By the end of the eighteenth century, not just novel readers but most novel writers were women, too. And most historians, along with their readers, were men. As the discipline of history, the anti-novel, emerged, and especially as it professionalized, it defined itself as the domain of men. (Women might write biography, or dabble in genealogy.) Eighteenth-century observers, in other words, understood the distinction between history and fiction not merely and maybe not even predominantly as a distinction between truth and invention but as a distinction between stories by, about, and of interest to men and stories by, about, and of interest to women. Women read novels, women wrote novels, women were the heroines of novels. Men read history, men wrote history, men were the heroes of history. (When men wrote novels, Godwin suggested, this was regarded as “a symptom of effeminacy.”)Is “history at risk”? If women barely read it at all, and if men mostly read books with titles like “Guts and Guns,” it just might be. “A History of Histories” and “The Purpose of the Past” offer a useful reminder that history is a long and endlessly interesting argument, where evidence is everything and storytelling is everything else. But, as for telling stories, maybe historians still have a few things to learn from novelists. Reading Jane Austen being I think very excusable in an Historian.

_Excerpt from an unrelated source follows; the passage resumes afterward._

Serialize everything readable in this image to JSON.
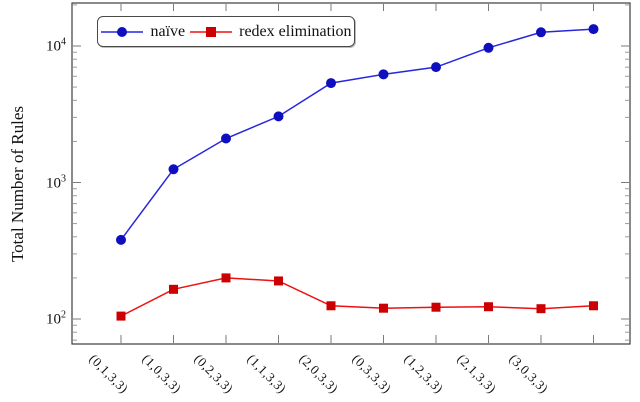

Occasionally on the literary blogs there will erupt a debate about "masculinist" vs. "feminist" literature. Why don't female readers respond to Philip Roth or Chuck Palahniuk as positively as male readers? Why didn't some women "get" Into the Wild? These debates annoy me. Fiction shouldn't essentially be limited to one gender or another, but it does speak volumes if an author's misogyny undermines his artistic endeavor. But what makes me uncomfortable about such debates is that they also track the discussion of what is good literature, and why it must be "universally" appreciated. I am guilty of it myself, but the devaluation of "chick lit" (a charge against Austen in her time) is extremely condescending. But at the same time, I wish I could shout to Harold Bloom that it is not only "masculine" prose that is great--there are plenty of excellent female writers! It seems that the "good literature" is only written by men, as are the standards for greatness, and as are the arbiters of that quality. Not too long ago, fiction wasn't even considered worthy of male attention. The literary playing field is still as gendered as it was a century ago.